El centro histórico de Arequipa, orgullo de la ciudad y Patrimonio Cultural de la Humanidad, parece hoy más un decorado para turistas que el corazón vivo de una comunidad. Las calles de sillar, los balcones coloniales y las casonas republicanas lucen impecables, pero algo esencial se está perdiendo: su gente. La gentrificación ese proceso que reemplaza a los antiguos habitantes por nuevos residentes o negocios de mayor poder adquisitivo avanza silenciosamente, maquillada de progreso y restauración.
En nombre del turismo y la modernidad, muchas familias tradicionales han sido desplazadas por el alza de alquileres y la presión inmobiliaria.

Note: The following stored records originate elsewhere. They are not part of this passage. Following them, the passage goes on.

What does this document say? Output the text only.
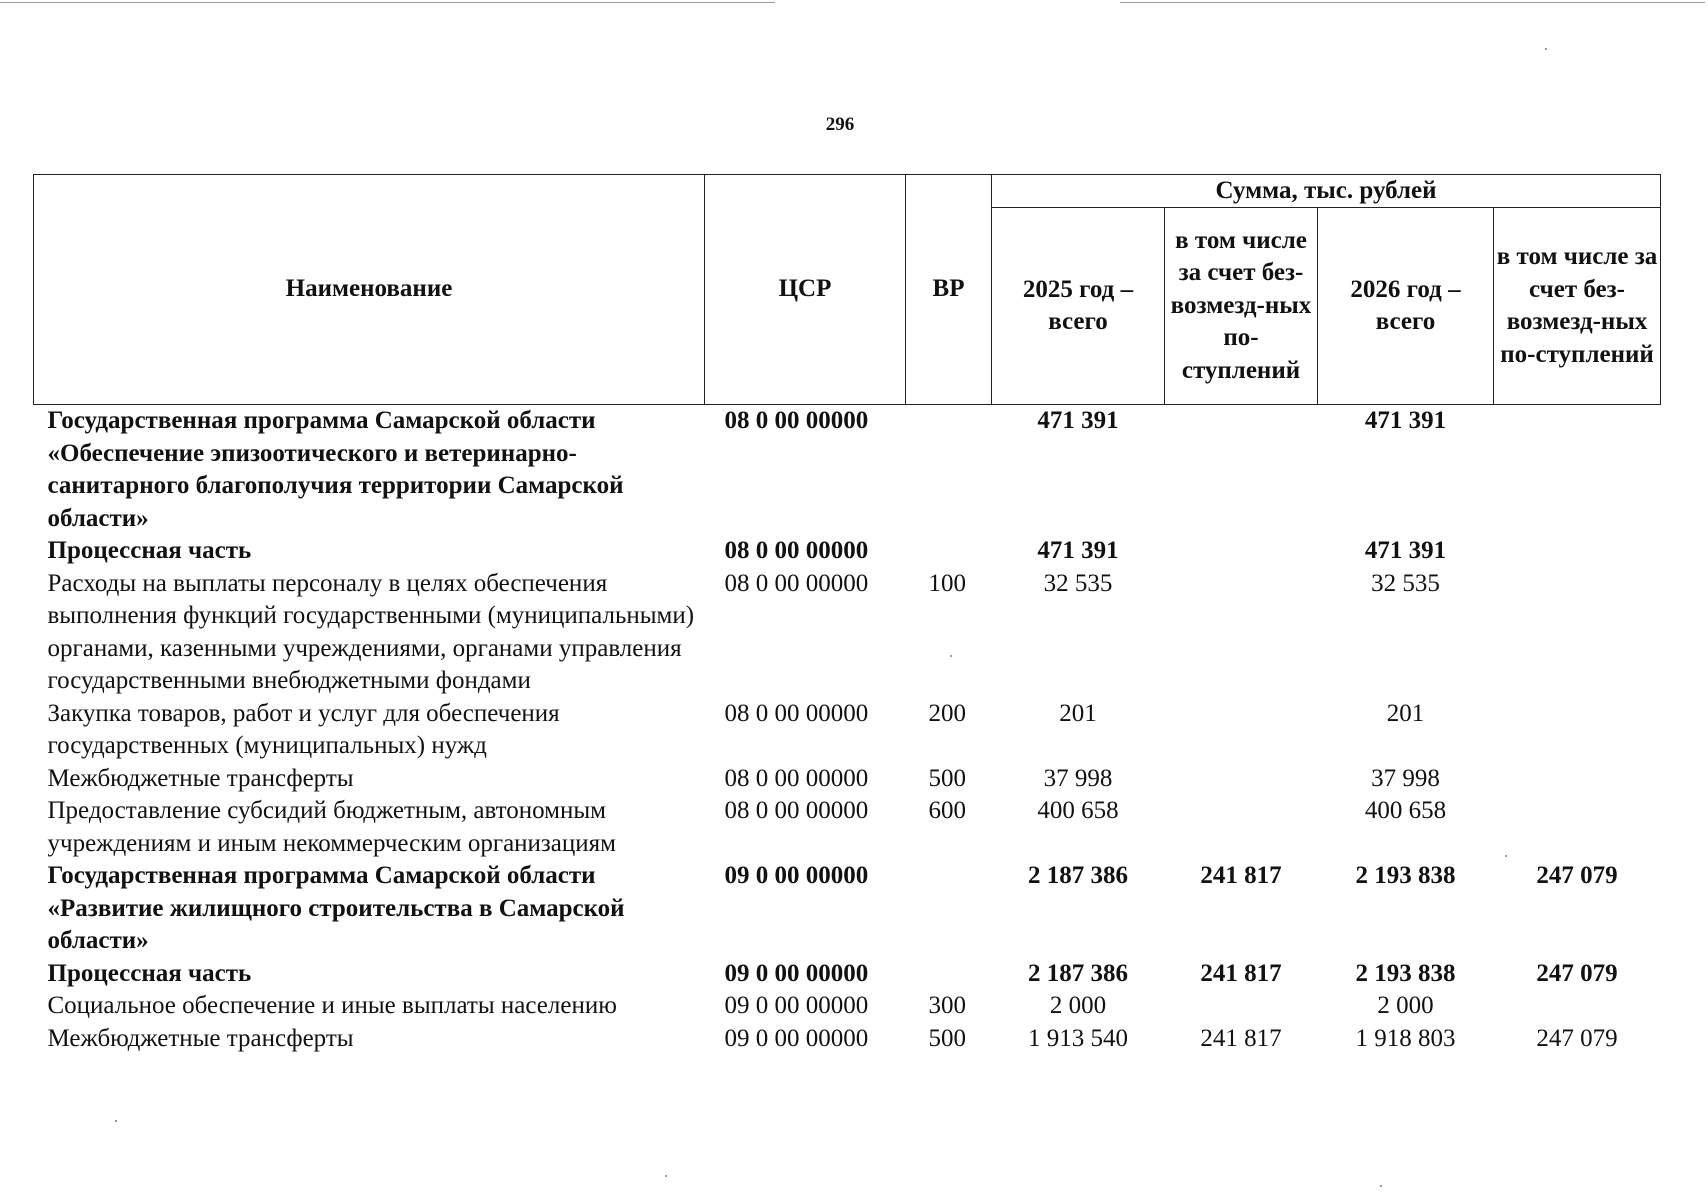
296
Наименование	ЦСР	ВР	Сумма, тыс. рублей			
			2025 год – всего	в том числе за счет без-возмезд-ных по-ступлений	2026 год – всего	в том числе за счет без-возмезд-ных по-ступлений
Государственная программа Самарской области «Обеспечение эпизоотического и ветеринарно-санитарного благополучия территории Самарской области»	08 0 00 00000		471 391		471 391	
Процессная часть	08 0 00 00000		471 391		471 391	
Расходы на выплаты персоналу в целях обеспечения выполнения функций государственными (муниципальными) органами, казенными учреждениями, органами управления государственными внебюджетными фондами	08 0 00 00000	100	32 535		32 535	
Закупка товаров, работ и услуг для обеспечения государственных (муниципальных) нужд	08 0 00 00000	200	201		201	
Межбюджетные трансферты	08 0 00 00000	500	37 998		37 998	
Предоставление субсидий бюджетным, автономным учреждениям и иным некоммерческим организациям	08 0 00 00000	600	400 658		400 658	
Государственная программа Самарской области «Развитие жилищного строительства в Самарской области»	09 0 00 00000		2 187 386	241 817	2 193 838	247 079
Процессная часть	09 0 00 00000		2 187 386	241 817	2 193 838	247 079
Социальное обеспечение и иные выплаты населению	09 0 00 00000	300	2 000		2 000	
Межбюджетные трансферты	09 0 00 00000	500	1 913 540	241 817	1 918 803	247 079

Donde antes había bodegas, zapaterías o picanterías, hoy abundan cafés conceptuales, tiendas de recuerdos y hospedajes con nombres en inglés. Se conserva la piedra, pero se borra la memoria. Se restaura el muro, pero se desplaza al vecino.

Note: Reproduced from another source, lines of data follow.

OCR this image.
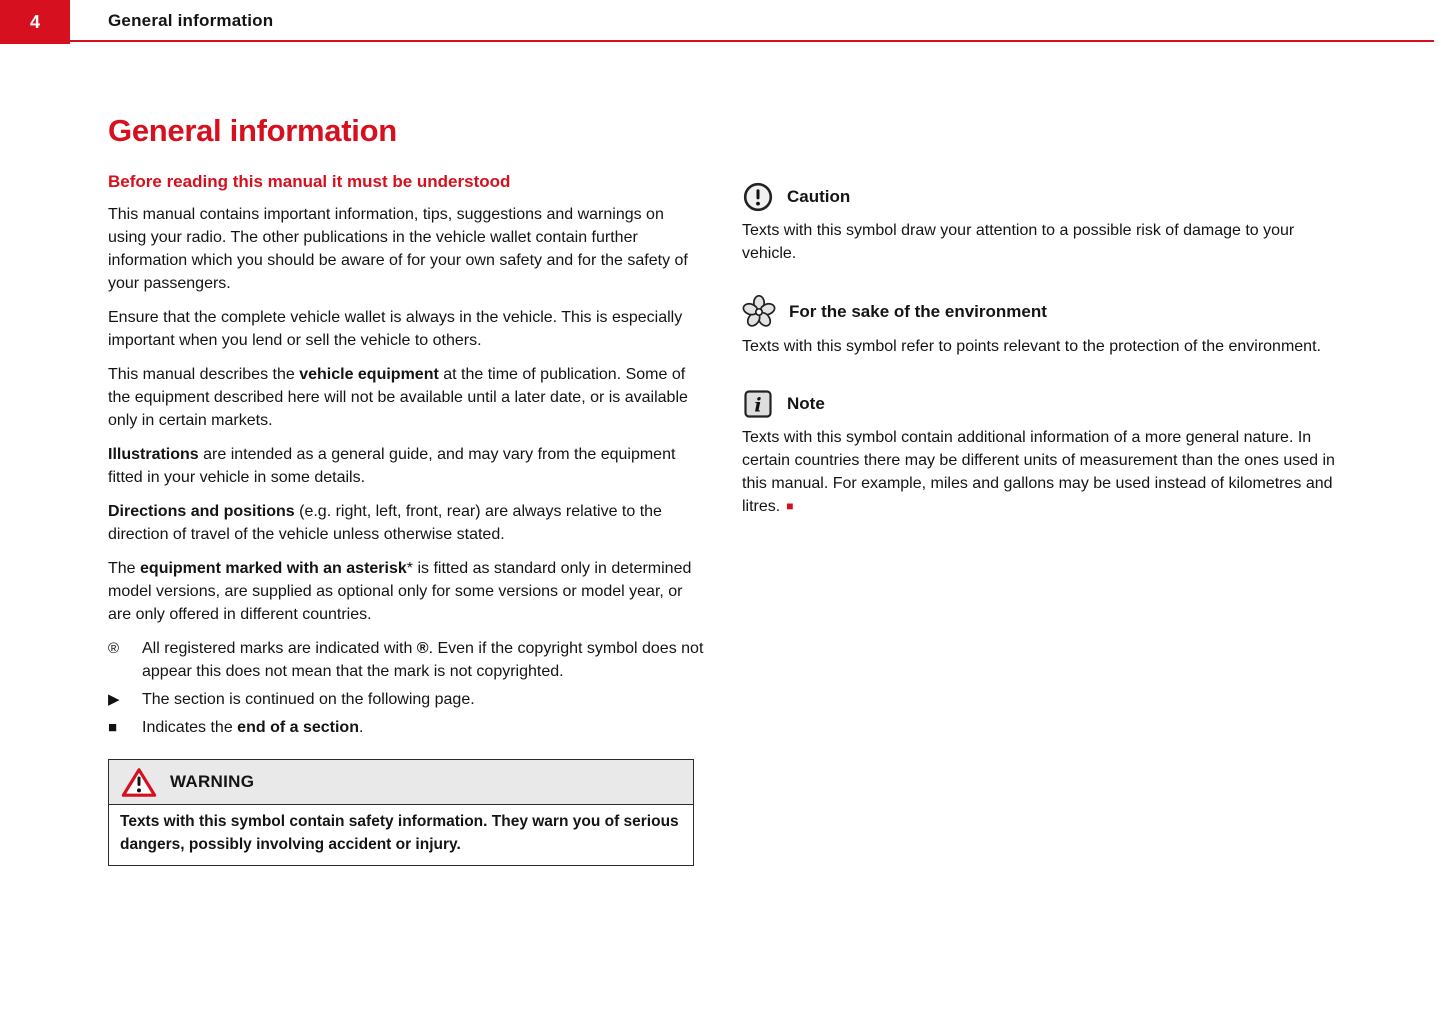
4	General information
General information
Before reading this manual it must be understood

This manual contains important information, tips, suggestions and warnings on using your radio. The other publications in the vehicle wallet contain further information which you should be aware of for your own safety and for the safety of your passengers.

Ensure that the complete vehicle wallet is always in the vehicle. This is especially important when you lend or sell the vehicle to others.

This manual describes the vehicle equipment at the time of publication. Some of the equipment described here will not be available until a later date, or is available only in certain markets.

Illustrations are intended as a general guide, and may vary from the equipment fitted in your vehicle in some details.

Directions and positions (e.g. right, left, front, rear) are always relative to the direction of travel of the vehicle unless otherwise stated.

The equipment marked with an asterisk* is fitted as standard only in determined model versions, are supplied as optional only for some versions or model year, or are only offered in different countries.

®	All registered marks are indicated with ®. Even if the copyright symbol does not appear this does not mean that the mark is not copyrighted.
▶	The section is continued on the following page.
■	Indicates the end of a section.
WARNING
Texts with this symbol contain safety information. They warn you of serious dangers, possibly involving accident or injury.
Caution

Texts with this symbol draw your attention to a possible risk of damage to your vehicle.

For the sake of the environment

Texts with this symbol refer to points relevant to the protection of the environment.

i Note

Texts with this symbol contain additional information of a more general nature. In certain countries there may be different units of measurement than the ones used in this manual. For example, miles and gallons may be used instead of kilometres and litres. ■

La paradoja es que la gentrificación suele confundirse con preservación. No basta con mantener la fachada limpia ni con iluminar la catedral para hablar de respeto al patrimonio. El verdadero patrimonio no solo se mide en metros cuadrados o en valor turístico, sino en historias compartidas, en vínculos humanos, en la vida que habita esas construcciones. Cuando se expulsa a los antiguos moradores, el centro deja de ser centro; se convierte en postal.
La Arequipa del sillar merece también ser la Arequipa del alma. Recuperar el equilibrio entre conservación y vida urbana es un desafío urgente. La autoridad municipal, las universidades y los propios ciudadanos debemos repensar el uso de los espacios patrimoniales, para que la ciudad no pierda su esencia en medio de su belleza. Es momento de priorizar políticas culturales sostenibles que protejan no solo los edificios, sino también a quienes los habitan, reconociendo que la verdadera riqueza de Arequipa está en su gente, su memoria, su cotidianidad viva y su sentido de pertenencia, que no debe perderse ante el brillo del turismo fugaz.
El reto no es solo proteger las piedras, sino también proteger a las personas que les dan sentido. Porque un centro histórico sin vecinos, sin olor a pan recién hecho ni conversación en la esquina, no es patrimonio: es solo una vitrina vacía.